Le funzioni di questi enti infatti, oltre che essere dei veri e propri doppioni di altre mansioni esercitate da altri enti territoriali (più alti o più bassi), sembrerebbe che, con minori competenze, siano anche i più inefficienti nel rapporto costi-benefici nel nostro Paese. In parole povere oltre che essere effettivamente molto rari i casi di indispensabilità delle Province nel momento in cui si decide per esempio sull’istallazione di un parco eolico o su questioni di gestione ambientale, allo stesso modo rappresenta una burocrazia lenta e particolarmente onerosa.
Basti sapere che l’Italia è l’unico Paese occidentale in cui esistono ben tre livelli di governo territoriale sub-statale (comuni, province e regioni), il che, tradotto in poltrone, significa un centinaio di giunte, di consigli provinciali, di prefetture, di questure e così via, spendendo più soldi per funzioni che potrebbero probabilmente essere assorbite nelle competenze dagli enti minori o maggiori.
I conti sono presto fatti; l’esercito dei provinciali conta oltre 4.000 addetti, 2.900 consiglieri, 900 assessori e 50 presidenti, tutti con indennità pazzesche; con la loro abolizione si risparmierebbero circa 16 miliardi l’anno.
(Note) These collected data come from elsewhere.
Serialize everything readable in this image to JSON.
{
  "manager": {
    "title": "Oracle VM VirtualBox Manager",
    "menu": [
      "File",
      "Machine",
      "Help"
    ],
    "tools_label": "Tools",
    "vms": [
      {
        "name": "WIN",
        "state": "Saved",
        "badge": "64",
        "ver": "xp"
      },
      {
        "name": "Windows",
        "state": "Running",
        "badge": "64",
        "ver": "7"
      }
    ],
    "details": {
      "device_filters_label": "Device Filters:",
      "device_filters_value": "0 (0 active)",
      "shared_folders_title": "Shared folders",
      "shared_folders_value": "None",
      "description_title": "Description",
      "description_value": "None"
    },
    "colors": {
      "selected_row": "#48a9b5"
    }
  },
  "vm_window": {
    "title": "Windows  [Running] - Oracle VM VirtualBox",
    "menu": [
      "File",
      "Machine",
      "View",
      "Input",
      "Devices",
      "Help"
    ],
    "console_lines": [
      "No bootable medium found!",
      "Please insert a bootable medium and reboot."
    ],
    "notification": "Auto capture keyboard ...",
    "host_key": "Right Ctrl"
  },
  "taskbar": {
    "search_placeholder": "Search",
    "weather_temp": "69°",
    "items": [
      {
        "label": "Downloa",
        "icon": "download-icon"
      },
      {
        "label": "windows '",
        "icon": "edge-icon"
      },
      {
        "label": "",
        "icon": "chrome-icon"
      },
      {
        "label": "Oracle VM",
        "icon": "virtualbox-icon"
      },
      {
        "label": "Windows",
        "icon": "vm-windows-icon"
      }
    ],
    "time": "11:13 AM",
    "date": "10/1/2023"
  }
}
Ora, la domanda sorge spontanea: quei 16 miliardi di euro che vengono destinati ad alimentare una macchina di gestione territoriale ed ambientale poco efficiente oltre che non indispensabile, potrebbero forse essere distribuiti ad altri enti con le medesime funzioni?
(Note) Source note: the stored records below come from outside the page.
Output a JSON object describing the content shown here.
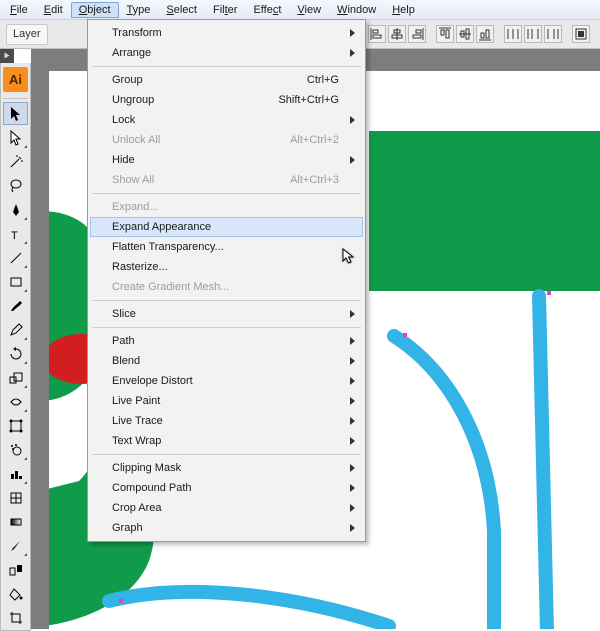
{
  "menubar": {
    "items": [
      {
        "label": "File",
        "u": 0
      },
      {
        "label": "Edit",
        "u": 0
      },
      {
        "label": "Object",
        "u": 0
      },
      {
        "label": "Type",
        "u": 0
      },
      {
        "label": "Select",
        "u": 0
      },
      {
        "label": "Filter",
        "u": 3
      },
      {
        "label": "Effect",
        "u": 4
      },
      {
        "label": "View",
        "u": 0
      },
      {
        "label": "Window",
        "u": 0
      },
      {
        "label": "Help",
        "u": 0
      }
    ],
    "open_index": 2
  },
  "optionsbar": {
    "layer_label": "Layer"
  },
  "toolbox": {
    "logo": "Ai",
    "tools": [
      {
        "name": "selection-tool",
        "icon": "arrow",
        "sel": true,
        "tri": false
      },
      {
        "name": "direct-selection-tool",
        "icon": "whitearrow",
        "tri": true
      },
      {
        "name": "magic-wand-tool",
        "icon": "wand",
        "tri": false
      },
      {
        "name": "lasso-tool",
        "icon": "lasso",
        "tri": false
      },
      {
        "name": "pen-tool",
        "icon": "pen",
        "tri": true
      },
      {
        "name": "type-tool",
        "icon": "type",
        "tri": true
      },
      {
        "name": "line-segment-tool",
        "icon": "line",
        "tri": true
      },
      {
        "name": "rectangle-tool",
        "icon": "rect",
        "tri": true
      },
      {
        "name": "paintbrush-tool",
        "icon": "brush",
        "tri": false
      },
      {
        "name": "pencil-tool",
        "icon": "pencil",
        "tri": true
      },
      {
        "name": "rotate-tool",
        "icon": "rotate",
        "tri": true
      },
      {
        "name": "scale-tool",
        "icon": "scale",
        "tri": true
      },
      {
        "name": "warp-tool",
        "icon": "warp",
        "tri": true
      },
      {
        "name": "free-transform-tool",
        "icon": "freetrans",
        "tri": false
      },
      {
        "name": "symbol-sprayer-tool",
        "icon": "spray",
        "tri": true
      },
      {
        "name": "column-graph-tool",
        "icon": "graph",
        "tri": true
      },
      {
        "name": "mesh-tool",
        "icon": "mesh",
        "tri": false
      },
      {
        "name": "gradient-tool",
        "icon": "grad",
        "tri": false
      },
      {
        "name": "eyedropper-tool",
        "icon": "eye",
        "tri": true
      },
      {
        "name": "blend-tool",
        "icon": "blend",
        "tri": false
      },
      {
        "name": "live-paint-bucket-tool",
        "icon": "bucket",
        "tri": false
      },
      {
        "name": "crop-area-tool",
        "icon": "crop",
        "tri": false
      }
    ]
  },
  "object_menu": {
    "groups": [
      [
        {
          "label": "Transform",
          "sub": true
        },
        {
          "label": "Arrange",
          "sub": true
        }
      ],
      [
        {
          "label": "Group",
          "shortcut": "Ctrl+G"
        },
        {
          "label": "Ungroup",
          "shortcut": "Shift+Ctrl+G"
        },
        {
          "label": "Lock",
          "sub": true
        },
        {
          "label": "Unlock All",
          "shortcut": "Alt+Ctrl+2",
          "disabled": true
        },
        {
          "label": "Hide",
          "sub": true
        },
        {
          "label": "Show All",
          "shortcut": "Alt+Ctrl+3",
          "disabled": true
        }
      ],
      [
        {
          "label": "Expand...",
          "disabled": true
        },
        {
          "label": "Expand Appearance",
          "highlight": true
        },
        {
          "label": "Flatten Transparency..."
        },
        {
          "label": "Rasterize..."
        },
        {
          "label": "Create Gradient Mesh...",
          "disabled": true
        }
      ],
      [
        {
          "label": "Slice",
          "sub": true
        }
      ],
      [
        {
          "label": "Path",
          "sub": true
        },
        {
          "label": "Blend",
          "sub": true
        },
        {
          "label": "Envelope Distort",
          "sub": true
        },
        {
          "label": "Live Paint",
          "sub": true
        },
        {
          "label": "Live Trace",
          "sub": true
        },
        {
          "label": "Text Wrap",
          "sub": true
        }
      ],
      [
        {
          "label": "Clipping Mask",
          "sub": true
        },
        {
          "label": "Compound Path",
          "sub": true
        },
        {
          "label": "Crop Area",
          "sub": true
        },
        {
          "label": "Graph",
          "sub": true
        }
      ]
    ]
  },
  "colors": {
    "green": "#109b4a",
    "blue": "#32b4e6",
    "red": "#d21e1e",
    "anchor": "#e83fbe"
  }
}
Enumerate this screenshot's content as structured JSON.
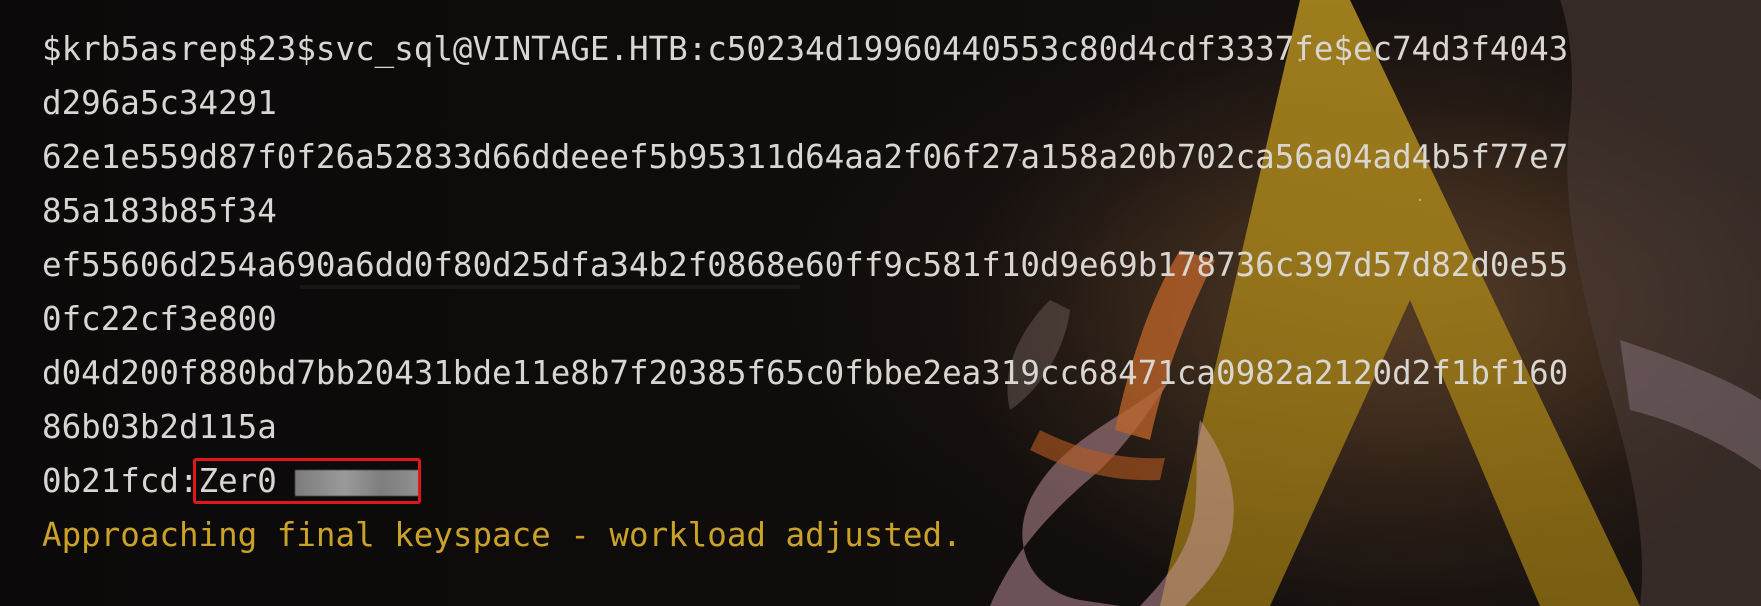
{
  "terminal": {
    "lines": [
      "$krb5asrep$23$svc_sql@VINTAGE.HTB:c50234d19960440553c80d4cdf3337fe$ec74d3f4043",
      "d296a5c34291",
      "62e1e559d87f0f26a52833d66ddeeef5b95311d64aa2f06f27a158a20b702ca56a04ad4b5f77e7",
      "85a183b85f34",
      "ef55606d254a690a6dd0f80d25dfa34b2f0868e60ff9c581f10d9e69b178736c397d57d82d0e55",
      "0fc22cf3e800",
      "d04d200f880bd7bb20431bde11e8b7f20385f65c0fbbe2ea319cc68471ca0982a2120d2f1bf160",
      "86b03b2d115a"
    ],
    "result_prefix": "0b21fcd:",
    "result_password_visible": "Zer0",
    "status_message": "Approaching final keyspace - workload adjusted."
  },
  "colors": {
    "text": "#d9d6d2",
    "warning": "#caa129",
    "highlight_box": "#e0161b",
    "background": "#0c0a0a"
  }
}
Sembrerebbe la scoperta dell’acqua calda, ma in fondo è davvero incredibile come importanti risorse economiche vengano scialacquate. Per quanto tempo dovremo ancora continuare con questo teatrino sulla loro abolizione? Per quanto tempo ancora i nostri rappresentanti sbandiereranno questo tema nelle loro campagne elettorali per poi, puntualmente, venir meno alle loro promesse?
Forse, anziché promettere mari e monti, sarebbe più giusto iniziare un programma serio per una lenta e inesorabile razionalizzazione delle Province, nella speranza che in un orizzonte temporale più o meno ampio si possa arrivare ad uno snellimento dell’apparato burocratico e ad una redistribuzione più intelligente delle risorse. Detto questo, mi rimane solamente un appunto da fare e si riferisce al titolo di questo post che pone una domanda specifica: la risposta è ovviamente “si”.